Of course the reason the mechanistic picture might undercut retributive judgments is that it activates the slow, impersonal, cool, cause-and-consequence considering system, while deactivating the hot reactive system that for very practical purposes takes the agent as a soul-like first cause (taking time to consider what caused the offending behavior isn’t adaptive when you’re protecting kith and kin). We can always induce the opposite effect by telling stories of sadistic serial killers.

Both systems are necessary and present in a morally competent agent, but which one do we most want to encourage as a matter of general policy?

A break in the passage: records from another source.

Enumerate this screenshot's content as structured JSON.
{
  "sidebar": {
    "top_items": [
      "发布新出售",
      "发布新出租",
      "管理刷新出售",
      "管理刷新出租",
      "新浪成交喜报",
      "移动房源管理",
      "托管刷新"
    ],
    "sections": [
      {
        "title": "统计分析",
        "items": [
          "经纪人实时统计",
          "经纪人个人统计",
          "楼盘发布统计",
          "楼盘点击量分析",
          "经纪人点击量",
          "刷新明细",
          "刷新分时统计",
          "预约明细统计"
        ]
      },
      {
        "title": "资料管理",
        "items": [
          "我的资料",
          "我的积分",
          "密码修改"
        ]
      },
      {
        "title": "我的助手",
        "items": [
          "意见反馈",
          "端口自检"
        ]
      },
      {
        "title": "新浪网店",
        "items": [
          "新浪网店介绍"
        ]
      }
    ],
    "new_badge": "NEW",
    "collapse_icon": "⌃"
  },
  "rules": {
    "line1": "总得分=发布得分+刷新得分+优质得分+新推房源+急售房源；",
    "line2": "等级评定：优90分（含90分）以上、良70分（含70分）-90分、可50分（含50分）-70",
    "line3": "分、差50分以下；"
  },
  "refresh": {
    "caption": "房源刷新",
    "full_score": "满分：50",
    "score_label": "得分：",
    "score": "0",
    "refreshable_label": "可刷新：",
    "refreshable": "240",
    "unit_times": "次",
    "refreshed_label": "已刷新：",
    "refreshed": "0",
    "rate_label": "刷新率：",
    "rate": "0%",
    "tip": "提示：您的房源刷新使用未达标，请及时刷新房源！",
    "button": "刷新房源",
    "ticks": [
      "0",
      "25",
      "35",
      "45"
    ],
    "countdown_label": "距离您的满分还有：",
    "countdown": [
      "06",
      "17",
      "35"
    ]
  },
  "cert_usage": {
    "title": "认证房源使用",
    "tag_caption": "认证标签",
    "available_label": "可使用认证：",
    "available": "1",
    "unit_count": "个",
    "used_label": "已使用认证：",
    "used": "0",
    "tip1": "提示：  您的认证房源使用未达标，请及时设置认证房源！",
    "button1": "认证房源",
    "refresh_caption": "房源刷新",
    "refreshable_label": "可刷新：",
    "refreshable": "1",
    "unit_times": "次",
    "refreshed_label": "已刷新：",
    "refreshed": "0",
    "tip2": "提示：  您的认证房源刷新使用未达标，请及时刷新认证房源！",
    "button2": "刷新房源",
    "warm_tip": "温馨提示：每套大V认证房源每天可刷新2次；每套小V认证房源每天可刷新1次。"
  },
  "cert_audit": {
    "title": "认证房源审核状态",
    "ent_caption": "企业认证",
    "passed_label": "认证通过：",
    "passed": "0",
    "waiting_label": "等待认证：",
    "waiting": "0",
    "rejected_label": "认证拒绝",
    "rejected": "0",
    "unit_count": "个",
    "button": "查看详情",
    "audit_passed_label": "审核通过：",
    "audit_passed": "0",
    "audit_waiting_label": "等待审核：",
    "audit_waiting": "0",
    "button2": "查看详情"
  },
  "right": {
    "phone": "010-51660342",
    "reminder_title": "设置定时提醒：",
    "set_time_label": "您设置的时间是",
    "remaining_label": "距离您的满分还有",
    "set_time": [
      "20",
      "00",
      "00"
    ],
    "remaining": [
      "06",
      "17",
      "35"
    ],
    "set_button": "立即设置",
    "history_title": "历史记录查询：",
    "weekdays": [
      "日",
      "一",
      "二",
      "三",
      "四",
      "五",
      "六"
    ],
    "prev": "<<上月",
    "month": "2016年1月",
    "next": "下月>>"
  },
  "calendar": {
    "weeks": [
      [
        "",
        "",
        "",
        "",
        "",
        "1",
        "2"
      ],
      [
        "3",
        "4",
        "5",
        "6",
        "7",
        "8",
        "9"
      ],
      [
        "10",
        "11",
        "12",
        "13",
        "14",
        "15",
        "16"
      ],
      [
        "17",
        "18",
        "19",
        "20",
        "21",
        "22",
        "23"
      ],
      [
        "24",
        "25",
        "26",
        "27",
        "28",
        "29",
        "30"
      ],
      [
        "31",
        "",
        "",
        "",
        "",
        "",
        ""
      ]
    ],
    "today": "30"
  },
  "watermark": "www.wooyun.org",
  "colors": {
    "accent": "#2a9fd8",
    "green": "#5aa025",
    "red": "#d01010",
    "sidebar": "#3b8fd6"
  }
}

Looked at naturalistically, a compatibilist deontological retributivism seems to depend on hot reactive attitudes since (by definition) for a retributivist there needn’t be a cool consequentialist justification for inflicting suffering on an offender. Compatibilist retributivists will of course reply that there’s a cool, principled justification for inflicting deontological suffering that doesn’t involve the soul, but what’s really going on, Greene says, is an elaborate apologetics for the retributive impulse. DMR/FW skeptics think that these apologetics ultimately fail, and the issue is how best to manage the retributive impulse, and that’s best done by looking at the consequences of expressing it. The governing consequentialist value here is the minimization of unnecessary suffering. Greene would say (and of course I’m way oversimplifying here) that this whole dispute is driven by two brain systems dukeing it out, with Kant and Mill as their avatars.

Kip,

Interesting posts! But it seems that you’re overall argument encounters at least one problem. I’m interested to see what you think about it.

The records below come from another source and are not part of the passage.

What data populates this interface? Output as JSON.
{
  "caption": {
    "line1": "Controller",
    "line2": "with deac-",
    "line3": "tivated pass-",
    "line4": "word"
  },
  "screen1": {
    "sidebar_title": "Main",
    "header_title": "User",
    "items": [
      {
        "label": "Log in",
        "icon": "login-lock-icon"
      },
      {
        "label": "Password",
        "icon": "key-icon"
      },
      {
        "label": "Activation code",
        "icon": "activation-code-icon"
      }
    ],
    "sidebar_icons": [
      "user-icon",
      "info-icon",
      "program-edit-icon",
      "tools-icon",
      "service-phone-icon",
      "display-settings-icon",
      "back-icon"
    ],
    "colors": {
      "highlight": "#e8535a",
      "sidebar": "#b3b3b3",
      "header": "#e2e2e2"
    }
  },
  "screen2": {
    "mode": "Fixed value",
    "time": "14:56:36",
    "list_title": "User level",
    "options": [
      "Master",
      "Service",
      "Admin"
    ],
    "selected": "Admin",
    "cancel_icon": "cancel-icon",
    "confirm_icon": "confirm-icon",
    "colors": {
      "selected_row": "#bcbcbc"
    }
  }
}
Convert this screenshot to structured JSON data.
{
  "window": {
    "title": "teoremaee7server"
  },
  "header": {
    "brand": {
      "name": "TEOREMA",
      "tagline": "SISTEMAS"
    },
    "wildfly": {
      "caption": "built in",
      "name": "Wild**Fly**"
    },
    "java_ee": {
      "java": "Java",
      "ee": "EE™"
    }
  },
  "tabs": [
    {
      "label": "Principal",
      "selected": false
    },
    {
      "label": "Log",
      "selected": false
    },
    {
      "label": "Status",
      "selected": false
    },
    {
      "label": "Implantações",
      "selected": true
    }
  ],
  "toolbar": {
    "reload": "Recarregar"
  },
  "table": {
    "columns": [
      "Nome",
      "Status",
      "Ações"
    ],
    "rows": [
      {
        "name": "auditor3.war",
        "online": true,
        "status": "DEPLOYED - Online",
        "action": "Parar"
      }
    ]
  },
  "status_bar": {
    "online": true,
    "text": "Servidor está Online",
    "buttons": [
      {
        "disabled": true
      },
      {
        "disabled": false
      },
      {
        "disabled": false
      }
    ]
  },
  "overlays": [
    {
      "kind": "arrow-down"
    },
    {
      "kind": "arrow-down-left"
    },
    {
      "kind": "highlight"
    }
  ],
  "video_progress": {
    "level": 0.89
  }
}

In point (2) of your initial post you write: “amongst the FastDDS circuits are circuits relating to identifying other agents, UNDERSTANDING THE CAUSAL RELATIONSHIP BETWEEN EVENTS, assigning blame and praise, and the emotions such as anger, thirst-for-revenge, and so on” (my emphasis in caps). You go on, in point (4), to conclude: “so our prephilosophical or instinctive attitudes and beliefs about other agents, responsibility and blame, and anger and retribution, etc. are sometimes mistaken or imprudent.”

But wouldn’t it equally follow that our “understanding of the causal relationship between events” is equally “mistaken or imprudent”? Why not conclude, for instance, that mind-independent causation is “a convenient heuristic” for thinking about the world, given the “simplistic and non-rational nature” of our causal intuitions? But then what does that tell us about the strength of van Inwagen’s consequence argument or Strawson’s ultimacy argument, which at least appear to rely on a more robust view of causality?

I’m having a hard time putting together all of the pieces that one would need in order to take the dual-process challenge seriously.